Born in Nuremberg, Germany, André Watts was a piano prodigy. Watts received his first piano lessons from his mother after deciding to discontinue his initial studies of the violin. When the family relocated to Philadelphia, he began playing with the Philadelphia Orchestra at the age of 9 and also received training at the Philadelphia Academy of Music. He made his New York Philharmonic debut at age 16, under the auspices of Leonard Bernstein. His performance career continues today - more than sixty years after his first recital - and in 2004 he joined the piano faculty of the Jacobs School of Music as the Jack I. and Dora B. Hamlin Endowed Chair of Piano.
André Watts is recognized as "a legendary statesmen of this art form" and "a piano superstar," celebrated across the globe as a musical genius. "His name should be Kilowatts. He puts on an electrifying display of pianistic virtuosity, and he seems to have the power of a thousand ordinary pianists." At age 16, Watts won a 1962 competition to play in Leonard Bernstein's televised Young People's Concert series with the New York Philharmonic. A short time later, Watts was called by Bernstein at the last minute to replace Glenn Gould, who was too ill to make a scheduled New York Philharmonic performance. Watts's resulting solo performance on New Year's Day in 1963 was "enrapturing, inspiring immediate worldwide acclaim." Watts has given concerts in every major city with top orchestras around the world, including the Berlin and Israel Philharmonics, the London Orchestra, and the Orpheus Chamber Orchestra in Carnegie Hall, in addition to regular appearances with the Chicago, St. Louis, Houston and Indianapolis orchestras. By age 20, he was fully booked for 150-concert performance seasons three years in advance.

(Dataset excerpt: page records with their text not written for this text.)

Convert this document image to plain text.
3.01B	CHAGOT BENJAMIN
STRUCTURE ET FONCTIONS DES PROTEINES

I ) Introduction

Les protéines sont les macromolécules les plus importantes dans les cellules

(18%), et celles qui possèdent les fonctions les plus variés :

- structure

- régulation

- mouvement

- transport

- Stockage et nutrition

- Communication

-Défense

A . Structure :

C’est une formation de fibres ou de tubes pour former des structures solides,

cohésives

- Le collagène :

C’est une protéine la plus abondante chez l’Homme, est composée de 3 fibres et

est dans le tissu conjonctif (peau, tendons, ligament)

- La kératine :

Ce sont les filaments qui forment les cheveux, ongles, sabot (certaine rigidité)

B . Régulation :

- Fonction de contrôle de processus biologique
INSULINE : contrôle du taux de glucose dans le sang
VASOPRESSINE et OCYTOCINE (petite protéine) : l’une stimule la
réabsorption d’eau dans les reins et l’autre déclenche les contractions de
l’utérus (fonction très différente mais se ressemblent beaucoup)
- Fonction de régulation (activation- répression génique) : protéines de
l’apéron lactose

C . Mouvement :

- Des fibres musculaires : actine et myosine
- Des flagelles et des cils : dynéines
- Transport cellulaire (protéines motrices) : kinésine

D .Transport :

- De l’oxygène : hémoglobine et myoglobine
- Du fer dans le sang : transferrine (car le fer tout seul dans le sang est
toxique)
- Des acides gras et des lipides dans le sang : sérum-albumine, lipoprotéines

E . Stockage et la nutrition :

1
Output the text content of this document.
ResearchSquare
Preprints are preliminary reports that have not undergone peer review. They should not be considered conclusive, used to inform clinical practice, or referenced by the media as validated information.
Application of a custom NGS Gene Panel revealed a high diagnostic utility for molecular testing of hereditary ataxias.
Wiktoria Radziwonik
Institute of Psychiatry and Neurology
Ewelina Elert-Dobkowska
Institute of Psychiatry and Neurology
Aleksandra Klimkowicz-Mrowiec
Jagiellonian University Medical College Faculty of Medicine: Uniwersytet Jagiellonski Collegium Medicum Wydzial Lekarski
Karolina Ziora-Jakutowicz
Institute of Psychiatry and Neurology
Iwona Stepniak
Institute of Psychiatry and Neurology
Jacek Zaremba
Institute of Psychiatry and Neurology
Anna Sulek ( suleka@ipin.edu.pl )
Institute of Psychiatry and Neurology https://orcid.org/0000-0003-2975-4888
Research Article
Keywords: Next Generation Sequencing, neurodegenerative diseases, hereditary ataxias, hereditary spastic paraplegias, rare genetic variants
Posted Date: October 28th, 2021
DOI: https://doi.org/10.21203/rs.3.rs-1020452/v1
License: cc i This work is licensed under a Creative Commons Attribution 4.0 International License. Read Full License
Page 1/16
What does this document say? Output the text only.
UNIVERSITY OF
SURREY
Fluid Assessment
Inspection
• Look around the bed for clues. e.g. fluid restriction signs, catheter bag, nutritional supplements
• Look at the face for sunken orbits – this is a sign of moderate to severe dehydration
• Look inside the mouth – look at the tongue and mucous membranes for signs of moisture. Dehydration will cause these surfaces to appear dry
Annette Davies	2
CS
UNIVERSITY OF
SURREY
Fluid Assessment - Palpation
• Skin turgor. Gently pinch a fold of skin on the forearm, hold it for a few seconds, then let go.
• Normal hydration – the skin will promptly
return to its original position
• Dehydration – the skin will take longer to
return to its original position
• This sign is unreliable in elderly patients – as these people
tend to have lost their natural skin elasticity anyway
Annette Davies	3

Appearing on numerous programs produced by PBS, the BBC, and Arts & Entertainment Network, Watts "changed the face of classical music and the definition of a concert pianist." Described as "a keyboard athlete of undisputed superiority," his 1976 recital, aired on PBS Live from Lincoln Center, was the first full length recital broadcast nationally in the history of television, and he was a featured performer on the hit children's series Mister Rogers' Neighborhood. Watts is a "prolific recording artist" included among his discography are works by Gershwin, Chopin, Liszt and Tchaikovsky for CBS Masterworks, and recordings featuring the concertos of Liszt, MacDowell, Tchaikovsky and Saint-Saens on the Telarc label. He is included in the Great Pianists of the 20th Century series for Philips, and in 2016, SONY Classical released Andre Watts- The Complete Columbia Album Collection.
At age 26, Watts was the youngest person ever to receive an Honorary Doctorate from Yale University; he has since received six other honorary degrees from Julliard, Albright College, Brandeis University, Trinity College, John Hopkins, and the University of Pennsylvania. He is a Grammy winner ("Most Promising New Classical Recording Artist" 1964) and Emmy nominee ("Outstanding Individual Achievement in Cultural Programming" 1995), he also received the George Peabody Medal for Outstanding Contributions to Music in America (1990). The Democratic Republic of the Congo awarded Watts the Order of the Zaire, an honorific knighthood, and he received one of the most significant awards for American instrumentalists, the Avery Fisher Prize (1988), given by Lincoln Center. In 2011, Watts received the National Medal of Arts from the President of the United States (Barack Obama), and in 2014 he was inducted into the American Classical Music Hall of Fame. "Mr. Watts communicates. He has that kind of personal magic that makes an Event of a concert…It cannot be taught, 'tis mysterious transmission from stage to audience, and Mr. Watts has it in very large measure."